We work with other city departments on a day to day basis. Our technicians are cross-trained as code enforcement inspectors. The environmental officers at Laredo P.D. have gone through the TNRCC criminal enforcement class which covers environmental criminal involvement and investigation training. One assistant city attorney has taken the training and two others are about to. We in environmental services do not have the authority to arrest, so we would need to have a police officer with us. We are doing more cases cooperatively with Laredo P.D., especially illegal dumping cases. State law changed September 1 to reflect that anyone who dumps more than five pounds of waste is looking at criminal prosecution. We have very good communication among departments so that we can work more quickly to solve environmental problems.
What are some of the environmental efforts you would like to see in place in Laredo?
Mia: We should be recycling concrete and steel in a big way, the way many cities do.

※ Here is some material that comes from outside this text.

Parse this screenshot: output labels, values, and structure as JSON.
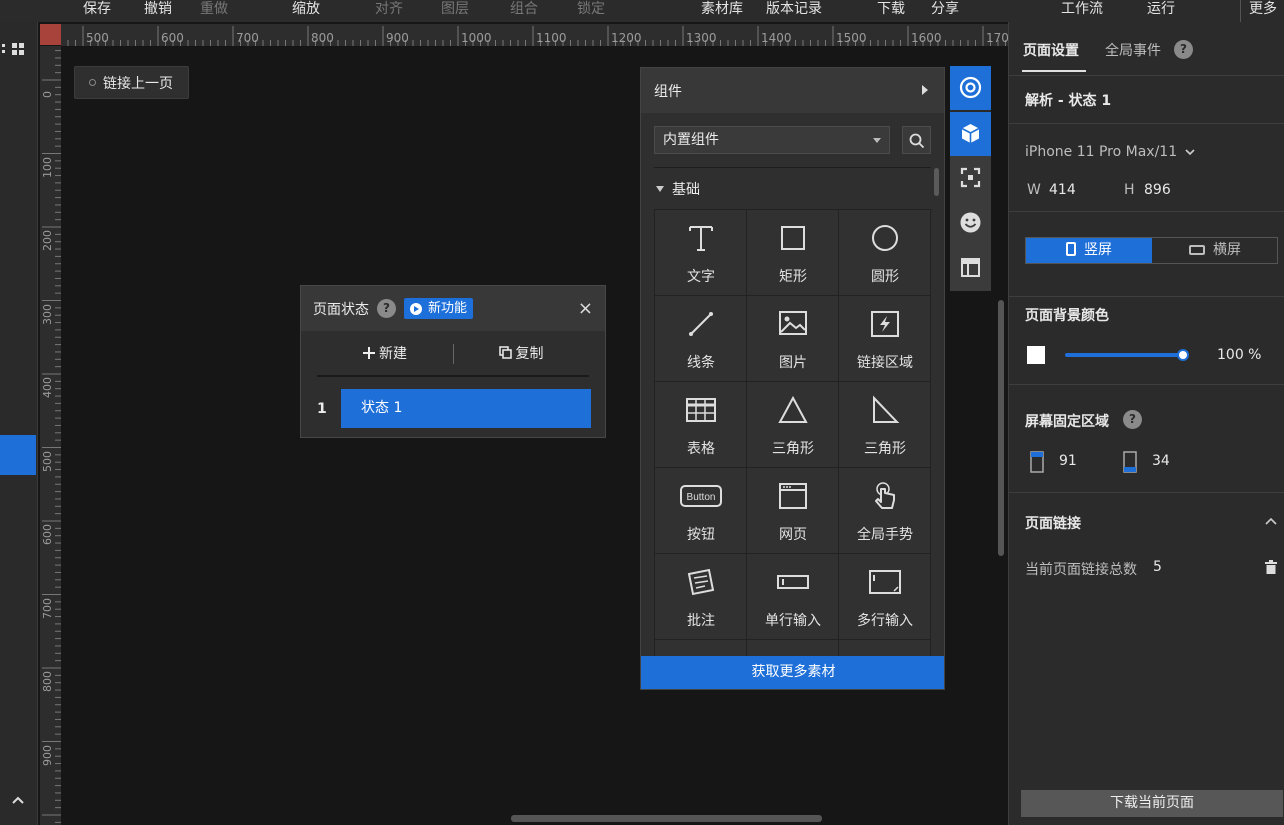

What has happened over the last couple of years that has made the environment move up on the City's priority list?
Mia: I think the grassroots efforts in city departments had to keep pushing it up. Those five ordinances come from a citizens committee and went to council for approval. We now have city management that wants to hear these things and that wants to hear of successes in the environment. If the City Manager doesn't support these efforts, we can't work at environmental protection.
What's on the radar screen for the environment in Laredo?
Mia: I think this will become a cleaner place in time. The more people know about the environment and what is being done with their money, the more they will care for it. Business owners and retailers need to clean their parking lots, not only of shopping debris but also of oil and auto fluids. That first flash of a hard rain, that first half-inch, basically gathers up all sediment that runs from defoliated construction sites, all the pesticides and fertilizers people use on their lawns, all the oil and transmission fluids on a mall parking lot, all the loose trash on streets and parking lots -- all of that ends up quickly in the river. If we could change the business, household, and vehicle maintenance habits that create those problems, we could change what goes into the river.